Ordination is the sacramental ceremony in which a man becomes a deacon, priest, or bishop and is enabled to minister in Christ’s name and that of the Church (U.S. Conference of Catholic Bishops). The following explanation of the Rite of Ordination to the Priesthood is adapted from the video “Ordination 101,” produced by Father Joseph Scardella and Syracuse Catholic Television, and material from the U.S. Conference of Catholic Bishops; the text has been edited and condensed for clarity and length.
The Rite of Ordination always takes place within the Rite of the Mass. Mass begins with the Entrance Procession. The candidate for the priesthood walks in procession with the deacons, at the end of the line; he is still within that order, not yet a priest.
The Rite of Ordination begins immediately following the Gospel. The director of seminarian formation calls the candidate forward by name. He responds “present” and stands before the ordaining bishop.
The candidate is called from the midst of the people. The Church believes that those who are called to ministry answer the call from the Lord and are called from the midst of the Catholic community. For this reason, the candidate sits with his family until he is called forward for his ordination.
The Rite of Ordination continues with the Presentation of the Candidate. The bishop inquires of those charged with the spiritual and academic formation of the candidate, asking if the candidate has taken all the preparatory steps and been found worthy and competent to fulfill the Office of the Priesthood.
Upon affirming the candidate, the bishop elects him for ordination and asks the people to affirm this election by applause.
The bishop then proceeds with his homily, which, along with a reflection on the Scriptures of the day, includes an instruction to the candidate regarding what the Church will expect of him in his new role as a priest.
In the Examination of the Candidate, the bishop asks the candidate to speak of his willingness to be ordained. The candidate answers each question put to him with an affirmation, “I am,” and to the last of the bishop’s questions, “I am with the help of God.”
The rite continues with the Promise of Obedience. The candidate steps forward to promise obedience to the bishop and his successors as a priest who will be under the care, guidance, and direction of the diocesan bishop. The Promise of Obedience assures that both priest and bishop will work hand in hand to build the kingdom of God. As a symbol of this obedience, the candidate places his folded hands within the folded hands of the bishop.
The bishop then calls the congregation to prayer. The Church calls upon those who are saints to intercede on behalf of the candidate as he approaches the Sacrament of Holy Orders. This is called the Litany of Supplication. This litany of the saints reminds us of the Universal Call to Holiness and the special call to holiness that marks the life of a priest. The candidate prostrates himself while the assembly prays. The gesture of prostration is a symbol of submission to the will of God. The bishop ends the litany with a prayer.
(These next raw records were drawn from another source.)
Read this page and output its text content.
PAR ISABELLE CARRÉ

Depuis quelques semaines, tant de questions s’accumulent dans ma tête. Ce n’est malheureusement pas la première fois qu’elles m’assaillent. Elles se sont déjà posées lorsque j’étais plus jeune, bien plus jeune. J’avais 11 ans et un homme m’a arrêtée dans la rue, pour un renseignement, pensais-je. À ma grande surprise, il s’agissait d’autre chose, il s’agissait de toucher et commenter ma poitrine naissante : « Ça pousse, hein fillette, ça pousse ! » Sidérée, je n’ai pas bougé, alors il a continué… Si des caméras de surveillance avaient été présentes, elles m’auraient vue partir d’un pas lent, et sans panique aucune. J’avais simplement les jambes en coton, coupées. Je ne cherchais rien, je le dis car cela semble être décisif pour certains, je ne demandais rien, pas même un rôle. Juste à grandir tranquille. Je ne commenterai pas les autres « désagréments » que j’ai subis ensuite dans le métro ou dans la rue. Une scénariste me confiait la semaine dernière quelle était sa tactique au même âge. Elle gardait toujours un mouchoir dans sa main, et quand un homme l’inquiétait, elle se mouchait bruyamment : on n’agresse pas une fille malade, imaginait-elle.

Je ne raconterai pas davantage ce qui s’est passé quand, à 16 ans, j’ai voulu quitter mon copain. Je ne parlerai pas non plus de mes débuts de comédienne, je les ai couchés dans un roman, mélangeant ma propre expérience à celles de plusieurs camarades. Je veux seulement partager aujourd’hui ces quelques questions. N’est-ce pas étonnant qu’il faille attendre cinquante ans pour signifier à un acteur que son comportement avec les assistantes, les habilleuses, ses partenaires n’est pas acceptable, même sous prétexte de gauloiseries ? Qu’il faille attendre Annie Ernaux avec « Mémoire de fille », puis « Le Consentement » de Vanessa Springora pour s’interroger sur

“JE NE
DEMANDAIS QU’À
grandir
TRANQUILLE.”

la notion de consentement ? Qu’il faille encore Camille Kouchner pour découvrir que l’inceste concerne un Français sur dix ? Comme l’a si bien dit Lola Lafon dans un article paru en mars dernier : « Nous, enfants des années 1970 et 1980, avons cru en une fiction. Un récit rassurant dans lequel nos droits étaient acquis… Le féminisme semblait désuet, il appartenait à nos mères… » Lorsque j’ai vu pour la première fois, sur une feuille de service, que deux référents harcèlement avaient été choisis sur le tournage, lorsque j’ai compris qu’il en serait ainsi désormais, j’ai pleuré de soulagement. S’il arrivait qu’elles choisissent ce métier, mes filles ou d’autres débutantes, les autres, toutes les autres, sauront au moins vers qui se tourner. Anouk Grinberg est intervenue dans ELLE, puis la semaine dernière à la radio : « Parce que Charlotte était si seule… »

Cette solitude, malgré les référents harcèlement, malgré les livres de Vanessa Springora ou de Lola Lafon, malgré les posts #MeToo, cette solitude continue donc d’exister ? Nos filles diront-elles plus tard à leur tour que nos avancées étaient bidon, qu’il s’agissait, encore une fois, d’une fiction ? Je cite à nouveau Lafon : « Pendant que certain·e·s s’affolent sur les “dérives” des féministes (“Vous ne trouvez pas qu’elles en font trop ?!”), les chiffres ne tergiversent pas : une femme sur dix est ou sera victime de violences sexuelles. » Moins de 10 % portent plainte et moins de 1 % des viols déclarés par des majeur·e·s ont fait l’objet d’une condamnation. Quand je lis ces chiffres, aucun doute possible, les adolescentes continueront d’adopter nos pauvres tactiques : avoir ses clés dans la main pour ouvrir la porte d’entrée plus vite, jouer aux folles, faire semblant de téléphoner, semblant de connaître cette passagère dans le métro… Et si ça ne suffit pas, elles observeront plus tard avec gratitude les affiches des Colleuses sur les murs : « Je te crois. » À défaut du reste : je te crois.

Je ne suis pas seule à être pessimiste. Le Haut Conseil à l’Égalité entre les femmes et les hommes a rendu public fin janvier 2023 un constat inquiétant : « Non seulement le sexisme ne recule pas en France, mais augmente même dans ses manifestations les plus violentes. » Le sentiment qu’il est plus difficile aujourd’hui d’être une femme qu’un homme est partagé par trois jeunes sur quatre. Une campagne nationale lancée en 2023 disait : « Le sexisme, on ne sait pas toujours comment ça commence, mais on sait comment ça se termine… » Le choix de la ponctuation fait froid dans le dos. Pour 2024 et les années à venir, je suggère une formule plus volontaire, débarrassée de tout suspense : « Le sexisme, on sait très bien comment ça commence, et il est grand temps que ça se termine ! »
The essential rite of the sacrament — when the ordination takes place — is the laying on of hands and the Prayer of Consecration (USCCB).
The ordinand kneels before the bishop, who prays in silence, placing his hands on the head of the candidate and calling upon the Holy Spirit. This gesture was first recorded in the Scriptures, when the apostles elected the first deacons to service in the Church. By the same ritual act, priests present come forward and impose hands upon the candidate. “By this ritual the ordaining bishop and the other priests invoke the Holy Spirit to come down upon the one to be ordained, giving him a sacred character and setting him apart for the designated ministry” (USCCB).
The priests then raise their hands in blessing as the bishop prays the Prayer of Consecration. The assembly responds “Amen” to the bishop’s prayer as a sign of their assent to the sacred action that has taken place.
The newly ordained priest then removes his deacons’ stole and is vested in the priests’ stole, symbolizing the authority and responsibility to serve in imitation of Christ (USCCB), and the chasuble, the vestment worn for the celebration of the Mass.
The bishop then anoints the priest’s hands with Sacred Chrism. “The anointing of the hands signifies that the hands of the newly ordained priest are being prepared for the sacred duties and vessels which will be part of the priestly ministry” (USCCB). His hands are anointed so that, like Jesus, he may be a servant to the people of God, leading them to the love of the Father through his celebration of the sacraments and his example.
The Presentation of the Gifts occurs; usually members of the new priest’s family bring the gifts of bread and wine to the bishop. The deacon of the Mass prepares the chalice for the Mass and then brings it to the bishop. The bishop then places the paten with the host and the chalice with unconsecrated wine into the hands of the new priest and says, “Receive the oblation of the holy people to be offered to God. Understand what you do, imitate what you celebrate, and conform your life to the mystery of the Lord’s cross.” In this presentation, the bishop exhorts the new priest to live the mystery of the Eucharist in his own life, giving his life as Jesus did for the eternal life of the faithful.
The Rite of Ordination concludes with the Sign of Peace. Having been given the gifts to exercise his office, the new priest is welcomed into the Order of the Priesthood first by the bishop and then by his brother priests.
The Liturgy of the Eucharist is then celebrated by the bishop, with the newly ordained taking a prominent role in his first celebration of the Eucharist as a priest.